I grew very uncomfortable, meanwhile; for the afternoon wore fast away, the man whom I had sent off returned from his errand, and I could distinguish, by the shine of the western sun up the valley, a concourse thickening outside Gimmerton chapel porch.
“Service is over,” I announced. “My master will be here in half an hour.”
Heathcliff groaned a curse, and strained Catherine closer: she never moved.
Ere long I perceived a group of the servants passing up the road towards the kitchen wing. Mr. Linton was not far behind; he opened the gate himself and sauntered slowly up, probably enjoying the lovely afternoon that breathed as soft as summer.
“Now he is here,” I exclaimed. “For heaven's sake, hurry down! You'll not meet any one on the front stairs. Do be quick; and stay among the trees till he is fairly in.”
“I must go, Cathy,” said Heathcliff, seeking to extricate himself from his companion's arms. “But if I live, I'll see you again before you are asleep. I won't stray five yards from your window.”
“You must not go!” she answered, holding him as firmly as her strength allowed. “You shall not, I tell you.”
“For one hour,” he pleaded earnestly.
“Not for one minute,” she replied.
“I must—Linton will be up immediately,” persisted the alarmed intruder.
He would have risen, and unfixed her fingers by the act—she clung fast, gasping: there was mad resolution in her face.
“No!” she shrieked. “Oh, don't, don't go. It is the last time! Edgar will not hurt us. Heathcliff, I shall die! I shall die!”
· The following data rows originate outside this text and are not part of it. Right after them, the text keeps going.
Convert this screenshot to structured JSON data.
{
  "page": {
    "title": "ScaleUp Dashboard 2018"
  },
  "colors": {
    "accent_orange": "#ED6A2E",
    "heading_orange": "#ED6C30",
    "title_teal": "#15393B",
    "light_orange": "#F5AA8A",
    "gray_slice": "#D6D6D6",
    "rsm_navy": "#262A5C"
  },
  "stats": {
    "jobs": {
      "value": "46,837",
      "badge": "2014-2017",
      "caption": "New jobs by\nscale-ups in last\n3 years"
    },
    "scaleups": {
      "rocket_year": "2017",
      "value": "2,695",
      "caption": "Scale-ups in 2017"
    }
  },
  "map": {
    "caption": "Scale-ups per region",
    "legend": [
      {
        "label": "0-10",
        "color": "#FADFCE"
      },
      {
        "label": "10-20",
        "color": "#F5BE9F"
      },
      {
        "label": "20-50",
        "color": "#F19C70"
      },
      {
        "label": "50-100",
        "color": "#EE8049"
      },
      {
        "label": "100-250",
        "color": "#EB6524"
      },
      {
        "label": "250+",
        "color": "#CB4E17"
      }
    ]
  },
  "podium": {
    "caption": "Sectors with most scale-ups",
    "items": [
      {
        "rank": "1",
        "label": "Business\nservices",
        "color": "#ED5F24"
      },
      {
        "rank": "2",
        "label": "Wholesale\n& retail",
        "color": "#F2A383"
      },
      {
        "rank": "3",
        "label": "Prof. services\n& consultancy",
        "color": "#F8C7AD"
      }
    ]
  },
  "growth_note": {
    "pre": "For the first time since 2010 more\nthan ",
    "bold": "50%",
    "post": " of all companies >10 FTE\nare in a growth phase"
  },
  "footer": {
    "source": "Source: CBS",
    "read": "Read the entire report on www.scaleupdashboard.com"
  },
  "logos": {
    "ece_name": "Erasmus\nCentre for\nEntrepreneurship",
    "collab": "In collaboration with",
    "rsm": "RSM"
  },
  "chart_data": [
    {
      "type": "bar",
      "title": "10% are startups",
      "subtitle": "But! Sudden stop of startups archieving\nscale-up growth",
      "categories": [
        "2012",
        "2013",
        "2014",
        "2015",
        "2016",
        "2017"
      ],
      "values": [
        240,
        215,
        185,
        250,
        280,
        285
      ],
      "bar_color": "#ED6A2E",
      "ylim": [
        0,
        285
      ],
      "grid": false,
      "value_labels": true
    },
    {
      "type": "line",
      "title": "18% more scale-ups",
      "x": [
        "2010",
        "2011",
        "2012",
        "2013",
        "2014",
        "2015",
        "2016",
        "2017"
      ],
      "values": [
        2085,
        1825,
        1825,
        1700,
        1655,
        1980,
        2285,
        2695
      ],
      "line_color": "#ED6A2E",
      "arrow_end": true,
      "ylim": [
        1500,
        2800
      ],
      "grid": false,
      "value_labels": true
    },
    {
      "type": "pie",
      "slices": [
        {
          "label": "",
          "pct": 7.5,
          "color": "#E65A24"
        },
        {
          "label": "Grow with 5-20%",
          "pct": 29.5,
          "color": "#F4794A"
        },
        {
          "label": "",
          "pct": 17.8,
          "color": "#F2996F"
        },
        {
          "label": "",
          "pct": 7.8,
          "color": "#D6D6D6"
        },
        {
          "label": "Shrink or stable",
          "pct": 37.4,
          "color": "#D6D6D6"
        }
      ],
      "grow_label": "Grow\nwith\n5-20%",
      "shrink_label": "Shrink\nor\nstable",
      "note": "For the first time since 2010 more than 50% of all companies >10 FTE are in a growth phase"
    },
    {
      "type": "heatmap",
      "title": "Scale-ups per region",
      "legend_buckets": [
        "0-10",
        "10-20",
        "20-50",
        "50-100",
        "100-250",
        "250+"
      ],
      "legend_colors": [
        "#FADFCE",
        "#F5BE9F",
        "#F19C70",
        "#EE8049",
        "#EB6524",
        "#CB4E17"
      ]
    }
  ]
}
“Damn the fool! There he is,” cried Heathcliff, sinking back into his seat. “Hush, my darling! Hush, hush, Catherine! I'll stay. If he shot me so, I'd expire with a blessing on my lips.”
And there they were fast again. I heard my master mounting the stairs—the cold sweat ran from my forehead: I was horrified.
“Are you going to listen to her ravings?” I said, passionately. “She does not know what she says. Will you ruin her, because she has not wit to help herself? Get up! You could be free instantly. That is the most diabolical deed that ever you did. We are all done for—master, mistress, and servant.”
I wrung my hands, and cried out; and Mr. Linton hastened his step at the noise. In the midst of my agitation, I was sincerely glad to observe that Catherine's arms had fallen relaxed, and her head hung down.
“She's fainted, or dead,” I thought: “so much the better. Far better that she should be dead, than lingering a burden and a misery-maker to all about her.”
Edgar sprang to his unbidden guest, blanched with astonishment and rage. What he meant to do I cannot tell; however, the other stopped all demonstrations, at once, by placing the lifeless-looking form in his arms.
“Look there!” he said. “Unless you be a fiend, help her first—then you shall speak to me!”
He walked into the parlour, and sat down. Mr. Linton summoned me, and with great difficulty, and after resorting to many means, we managed to restore her to sensation; but she was all bewildered; she sighed, and moaned, and knew nobody. Edgar, in his anxiety for her, forgot her hated friend. I did not. I went, at the earliest opportunity, and besought him to depart; affirming that Catherine was better, and he should hear from me in the morning how she passed the night.
“I shall not refuse to go out of doors,” he answered; “but I shall stay in the garden: and, Nelly, mind you keep your word to-morrow. I shall be under those larch-trees. Mind! or I pay another visit, whether Linton be in or not.”
He sent a rapid glance through the half-open door of the chamber, and, ascertaining that what I stated was apparently true, delivered the house of his luckless presence.